21 Şubat 2014 Cuma

SA564/ÂA27: ABD Panik Odası’nda/ Küresel Kaos’ta ABD’nin Rolü

“Dünya’nın yaşadığı bu büyük ve derin kaos varlığını Amerika Birleşik Devletlerine borçlu.” 


Dünya, her tarafı kanayan, irin dolu damarlarında gezinen virüslerle yüksek ateşte can çekişen bir insan vücudu gibi. Virüs’ün güçlendirildiği bölgelerde acı ve ölüm sıradanlaşıyor; hedefteki masum hücreler ani müdahalelerle acımasızca öldürülüyor, öldürtülüyor, kalan sağlar paranoyak bir ruh haliyle baş başa bırakılıyor.


Dünya’nın yaşadığı bu büyük ve derin kaos varlığını Amerika Birleşik Devletlerine borçlu. Yeni doğan çocuklarına küreyi yönetme hakkını miras olarak bırakamayacağını anlayan kokmuş, katil ruhuyla Amerika kürenin kılcal damarlarına dilediği zaman müdahale edip hastalık ve ölüm yayarak kendi çöküşünü geciktirmeye çalışıyor. Rejimlere muhalif insanları kışkırtıyor, örgütlüyor; onlara parasal destek veriyor, büyükelçilikleri aracılığıyla liderlik ediyor ve hedefteki ülkeler ateşler içindeyken hükümetlere baskı yapıyor.

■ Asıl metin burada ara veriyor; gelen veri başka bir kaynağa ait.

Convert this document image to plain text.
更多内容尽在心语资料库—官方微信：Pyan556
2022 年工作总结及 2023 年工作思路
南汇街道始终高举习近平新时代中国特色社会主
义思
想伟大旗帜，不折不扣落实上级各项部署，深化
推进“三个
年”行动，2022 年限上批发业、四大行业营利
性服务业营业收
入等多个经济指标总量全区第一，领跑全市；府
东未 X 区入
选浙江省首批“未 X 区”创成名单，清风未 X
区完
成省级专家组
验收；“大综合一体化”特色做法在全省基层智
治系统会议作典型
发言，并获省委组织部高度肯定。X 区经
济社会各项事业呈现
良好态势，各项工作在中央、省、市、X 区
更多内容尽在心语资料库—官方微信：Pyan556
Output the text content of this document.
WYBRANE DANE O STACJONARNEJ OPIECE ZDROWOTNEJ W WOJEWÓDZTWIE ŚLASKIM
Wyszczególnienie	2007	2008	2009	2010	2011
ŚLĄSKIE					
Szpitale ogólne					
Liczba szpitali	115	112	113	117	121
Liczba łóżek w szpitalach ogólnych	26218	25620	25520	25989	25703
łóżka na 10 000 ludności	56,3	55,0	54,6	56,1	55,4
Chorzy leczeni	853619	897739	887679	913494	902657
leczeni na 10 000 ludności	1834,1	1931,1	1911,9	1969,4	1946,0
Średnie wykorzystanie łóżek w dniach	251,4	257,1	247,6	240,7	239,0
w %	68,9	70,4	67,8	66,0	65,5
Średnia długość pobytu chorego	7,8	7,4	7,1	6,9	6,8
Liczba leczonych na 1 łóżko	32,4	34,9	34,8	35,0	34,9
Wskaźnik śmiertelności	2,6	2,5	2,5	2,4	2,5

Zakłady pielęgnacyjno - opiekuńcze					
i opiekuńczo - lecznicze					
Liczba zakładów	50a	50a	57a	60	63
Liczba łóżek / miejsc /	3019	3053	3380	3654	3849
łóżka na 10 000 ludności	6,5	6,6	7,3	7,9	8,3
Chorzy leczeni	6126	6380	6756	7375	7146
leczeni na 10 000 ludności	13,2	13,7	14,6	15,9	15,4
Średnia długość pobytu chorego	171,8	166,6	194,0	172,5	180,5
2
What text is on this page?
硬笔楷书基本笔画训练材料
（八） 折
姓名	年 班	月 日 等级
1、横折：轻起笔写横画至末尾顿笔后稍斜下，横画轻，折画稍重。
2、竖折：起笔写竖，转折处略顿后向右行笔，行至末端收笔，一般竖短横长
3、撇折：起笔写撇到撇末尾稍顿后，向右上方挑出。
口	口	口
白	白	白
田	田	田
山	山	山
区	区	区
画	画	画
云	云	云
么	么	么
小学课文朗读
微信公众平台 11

Diktatörlüklerden bıkan ve özgürleşmeyi düşünen insanların duygularını ve ihtiyaçlarını manipüle ederek Arap Baharı adıyla pazarlayan ve geleneksel Arap diktatörlüklerini yıkarak ekonomik profilleri değiştirip çöken Amerikan ekonomisi için müşteri sayısını arttırmayı hedefleyen CIA, aynı zamanda hedefteki ülkeleri soktuğu ekonomik ve stratejik kıskaçlarda yeniden yönetmeyi, yönetirken sömürmeyi planlıyor; planlarını politik, akademik, medyatik, ekonomik, dinî niteliklere sahip yerel işbirlikçilerle uygulamaya koyuyor.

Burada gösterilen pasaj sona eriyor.